Which literally translates to:

A foot is sometimes short, an inch is sometimes long.

To echo the other answer, I emphasis that traditional Chinese Philosophy is as much philosophy as it was art. People write things in hope to convey of the ideas whilst having an open mind about interpretations. The same wine might taste different in different connoisseurs' hands.

As for this sentence itself, without dwelling too much on the specifics, might I comment that traditional Chinese philosophers were found of the idea of relativity and you see that in many, many, many if not all of their writings.

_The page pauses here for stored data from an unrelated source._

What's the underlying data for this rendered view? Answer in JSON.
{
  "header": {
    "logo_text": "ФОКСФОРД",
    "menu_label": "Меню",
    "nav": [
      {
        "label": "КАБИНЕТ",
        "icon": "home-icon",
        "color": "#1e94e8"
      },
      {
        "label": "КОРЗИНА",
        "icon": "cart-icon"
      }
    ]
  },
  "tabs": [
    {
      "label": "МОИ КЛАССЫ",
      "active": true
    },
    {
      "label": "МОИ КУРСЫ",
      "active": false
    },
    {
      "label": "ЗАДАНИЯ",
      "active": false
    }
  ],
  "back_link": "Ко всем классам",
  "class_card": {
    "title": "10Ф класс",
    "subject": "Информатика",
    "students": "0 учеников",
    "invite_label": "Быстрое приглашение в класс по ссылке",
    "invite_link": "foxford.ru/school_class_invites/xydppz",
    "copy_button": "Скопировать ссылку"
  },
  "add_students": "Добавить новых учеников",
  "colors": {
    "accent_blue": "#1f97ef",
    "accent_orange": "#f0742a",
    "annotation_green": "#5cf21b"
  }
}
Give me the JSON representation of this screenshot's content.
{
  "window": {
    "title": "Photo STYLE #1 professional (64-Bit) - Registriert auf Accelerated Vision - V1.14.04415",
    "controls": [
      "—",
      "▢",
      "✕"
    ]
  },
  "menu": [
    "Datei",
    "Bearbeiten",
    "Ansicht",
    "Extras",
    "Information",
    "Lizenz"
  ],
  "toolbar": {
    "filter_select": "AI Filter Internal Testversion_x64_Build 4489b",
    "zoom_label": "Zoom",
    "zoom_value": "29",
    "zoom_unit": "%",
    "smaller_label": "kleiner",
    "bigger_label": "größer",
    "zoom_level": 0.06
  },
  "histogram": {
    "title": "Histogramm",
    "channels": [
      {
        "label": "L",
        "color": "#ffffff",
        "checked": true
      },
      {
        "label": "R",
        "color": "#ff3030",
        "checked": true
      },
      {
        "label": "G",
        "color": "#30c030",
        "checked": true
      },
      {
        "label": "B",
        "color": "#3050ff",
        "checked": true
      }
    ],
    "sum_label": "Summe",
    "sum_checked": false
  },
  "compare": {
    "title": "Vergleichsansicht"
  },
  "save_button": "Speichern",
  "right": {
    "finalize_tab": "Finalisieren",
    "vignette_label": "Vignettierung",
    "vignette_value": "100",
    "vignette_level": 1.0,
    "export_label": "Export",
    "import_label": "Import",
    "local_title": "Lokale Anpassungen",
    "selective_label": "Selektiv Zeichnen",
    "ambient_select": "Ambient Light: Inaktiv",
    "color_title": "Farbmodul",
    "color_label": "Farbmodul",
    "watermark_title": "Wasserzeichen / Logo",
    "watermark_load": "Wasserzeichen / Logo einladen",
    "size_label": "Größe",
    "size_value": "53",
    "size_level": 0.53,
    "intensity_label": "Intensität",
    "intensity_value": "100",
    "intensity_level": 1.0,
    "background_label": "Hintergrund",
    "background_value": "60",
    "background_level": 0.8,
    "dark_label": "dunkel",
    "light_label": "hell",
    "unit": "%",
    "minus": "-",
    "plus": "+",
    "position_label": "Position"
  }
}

In my own opinion, this original quote, similar to the quote above, has meanings two folds:

  1. Everything is relative. Something is large, but might be small compared to others. mutatis mutandis. We mustn't allow ourselves to bow to one single idea or recognition solely and too extremely for it might not be the full picture.
  2. Everything has its good side as well as bad side. We shall not allow ourselves to blindly accept only the good or the bad side. We need to find balance.

Oh how I love the wisdom of the past! I also refer to another book 《中庸》 (Zhong Yong), or the English Translation Doctrine of the Mean. It is commonly recognized as a Confucianism classic. It has differences with Taoism but here's from wikipedia, and I think is an Excellent translation of the title Zhong Yong:

Zhong means bent neither one way or another, and yong represents unchanging.

For this question, why don't taste the wine yourself and tell us what you think?